Wanganui Chronicle, May 2017

Article Image - Coastal Lamb

by Laurel Stowell

 

Humble banger with the trimmings

 

Sausages that include Rangitikei’s own select brand of lamb and chunks of kumara are to be launched into the New Zealand market on Monday.

The Coastal Lamb Hotpot sausages are a collaboration between Turakina farmer Richard Redmayne’s Coastal Lamb brand and smallgoods manufacturer Hellers.

It’s taken six months to cement the collaboration and get the recipe just right and before the launch the farming families that grow the lambs sampled the sausages at a barbecue.

“They were sensational and we got a very good response from all the kids — they all went back for seconds,” Mr Redmayne said.

 

Coastal Lamb Hotpot Sausages

 

Coastal Lamb is now looking to collaborate with Hellers on other products — burgers and kofta are two possibilities.

Mr Redmayne was contacted by Hellers’ business development director Jason Trewern after Coastal Spring Lamb won the top prize at the New Zealand Food Awards in October last year.

He found the values of the two businesses aligned well, and has visited the Hellers factories in Kaiapoi and Auckland.

Products developed by the two will wear the brands of both, and Hellers will pay a premium price for the lamb it uses.
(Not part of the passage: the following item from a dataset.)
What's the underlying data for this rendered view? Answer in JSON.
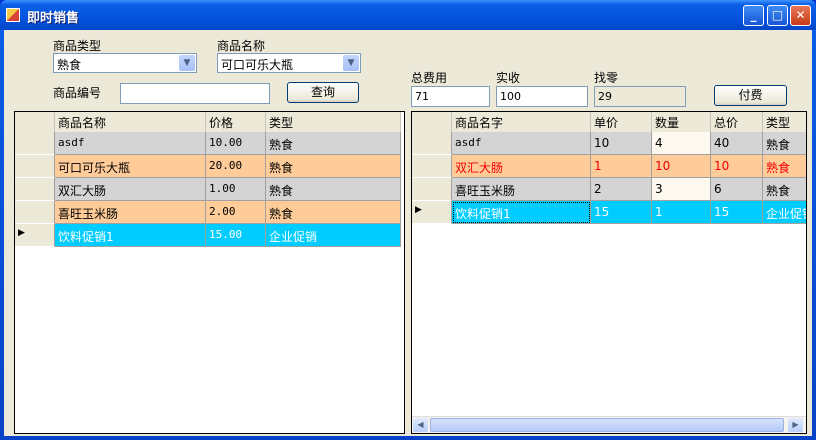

Winning the supreme award has had other spin-offs. Sales of Coastal Spring Lamb in New Zealand supermarkets and restaurants increased 15 per cent last year.
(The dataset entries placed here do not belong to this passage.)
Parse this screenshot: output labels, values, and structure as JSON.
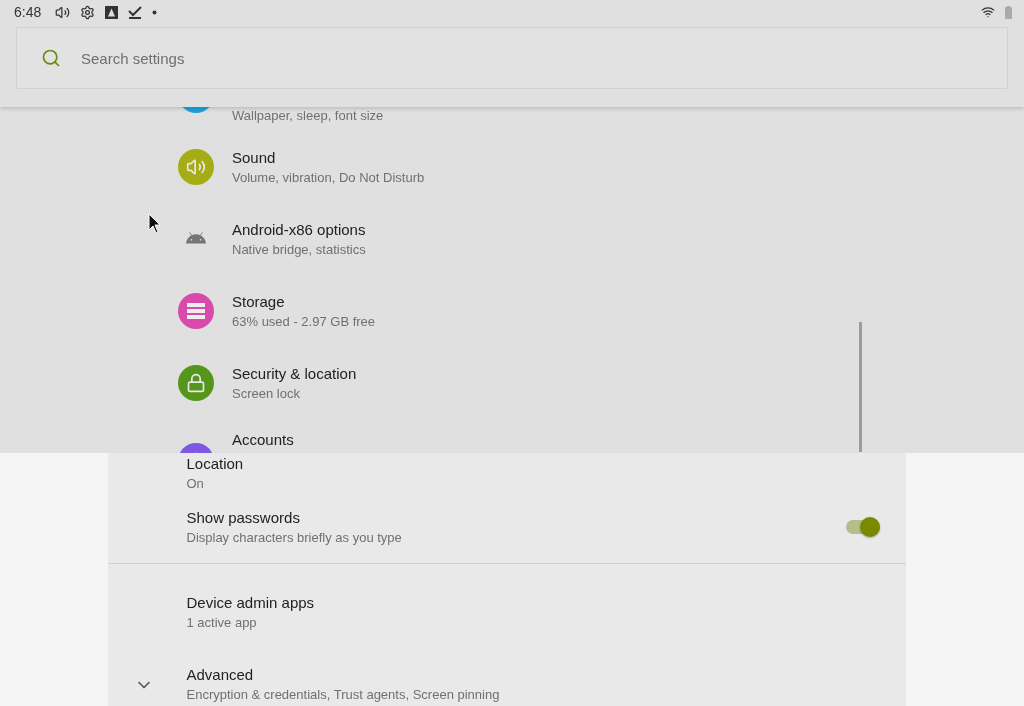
{
  "status_bar": {
    "time": "6:48"
  },
  "search": {
    "placeholder": "Search settings"
  },
  "settings_list": [
    {
      "subtitle": "Wallpaper, sleep, font size",
      "color": "#1ea3dc"
    },
    {
      "title": "Sound",
      "subtitle": "Volume, vibration, Do Not Disturb",
      "color": "#a6ac16"
    },
    {
      "title": "Android-x86 options",
      "subtitle": "Native bridge, statistics"
    },
    {
      "title": "Storage",
      "subtitle": "63% used - 2.97 GB free",
      "color": "#d94bab"
    },
    {
      "title": "Security & location",
      "subtitle": "Screen lock",
      "color": "#55951c"
    },
    {
      "title": "Accounts",
      "color": "#7e57e2"
    }
  ],
  "security_page": {
    "sections": [
      [
        {
          "kind": "plain",
          "title": "Location",
          "subtitle": "On"
        },
        {
          "kind": "switch",
          "title": "Show passwords",
          "subtitle": "Display characters briefly as you type",
          "on": true
        }
      ],
      [
        {
          "kind": "plain",
          "title": "Device admin apps",
          "subtitle": "1 active app"
        },
        {
          "kind": "expander",
          "title": "Advanced",
          "subtitle": "Encryption & credentials, Trust agents, Screen pinning",
          "expanded": false
        }
      ]
    ]
  }
}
The export side of the business, called Coastal Lamb, is “going from strength to strength” and has capacity to grow further. In March, Mr Redmayne made a trip to China, where he has distributors.
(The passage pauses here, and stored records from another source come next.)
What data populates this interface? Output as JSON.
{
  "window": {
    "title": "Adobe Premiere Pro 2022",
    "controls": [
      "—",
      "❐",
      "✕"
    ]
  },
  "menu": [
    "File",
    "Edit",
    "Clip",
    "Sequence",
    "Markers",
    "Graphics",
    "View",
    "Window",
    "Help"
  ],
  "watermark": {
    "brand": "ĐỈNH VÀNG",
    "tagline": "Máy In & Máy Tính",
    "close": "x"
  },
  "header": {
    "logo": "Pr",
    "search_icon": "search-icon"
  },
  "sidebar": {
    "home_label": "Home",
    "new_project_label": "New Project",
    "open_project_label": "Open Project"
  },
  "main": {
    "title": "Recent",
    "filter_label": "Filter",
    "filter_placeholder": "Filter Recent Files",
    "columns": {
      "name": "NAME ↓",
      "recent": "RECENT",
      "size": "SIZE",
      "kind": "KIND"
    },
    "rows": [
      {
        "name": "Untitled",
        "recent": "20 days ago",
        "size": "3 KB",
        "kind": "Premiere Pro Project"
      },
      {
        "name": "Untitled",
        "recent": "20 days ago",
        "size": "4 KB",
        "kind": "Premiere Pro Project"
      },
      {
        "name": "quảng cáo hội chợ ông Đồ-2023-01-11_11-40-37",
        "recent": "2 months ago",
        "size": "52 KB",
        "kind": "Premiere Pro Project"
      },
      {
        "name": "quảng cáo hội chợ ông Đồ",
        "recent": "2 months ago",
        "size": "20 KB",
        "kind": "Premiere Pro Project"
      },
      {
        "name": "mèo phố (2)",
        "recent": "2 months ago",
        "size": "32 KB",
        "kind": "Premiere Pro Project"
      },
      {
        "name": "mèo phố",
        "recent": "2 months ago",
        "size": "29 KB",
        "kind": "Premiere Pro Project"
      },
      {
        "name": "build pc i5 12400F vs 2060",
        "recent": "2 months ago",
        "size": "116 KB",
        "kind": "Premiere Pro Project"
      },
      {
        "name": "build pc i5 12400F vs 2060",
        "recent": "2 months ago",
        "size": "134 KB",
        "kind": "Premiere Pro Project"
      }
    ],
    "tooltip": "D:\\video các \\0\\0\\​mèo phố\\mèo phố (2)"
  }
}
“We have got a great business developing there — they have already managed to get us into four Michelin-starred restaurants in Shanghai,” he said.

He went on to an event based in the Ritz-Carlton Hotel in Hong Kong, where 650 executive chefs tried the Coastal Lamb product. There are about 15 farms that supply the lambs, and there is capacity for other farmers to take part. Mr Redmayne is getting phone calls from farmers who have 8000 to 10,000 lambs that would fit the Coastal Lamb criteria — farmers who are interested in having their product traced from the paddock to the customer.

With all this going on, he and his wife Suze, the owners of Coastal Lamb and Coastal Spring Lamb, have registered Coastal Lamb Ltd as a company. The company owns the intellectual property of the brand, though its farmers, processor and distributors will be able to buy shares in it. Mr Redmayne said the company formation was a careful, deliberate process.

“We want to make sure we still have the flexibility to make decisions quickly and effectively.”

Jet-setting aside, he’s still able to get around his coastal Turakina farm once a week, and said lambing will begin there on June 10.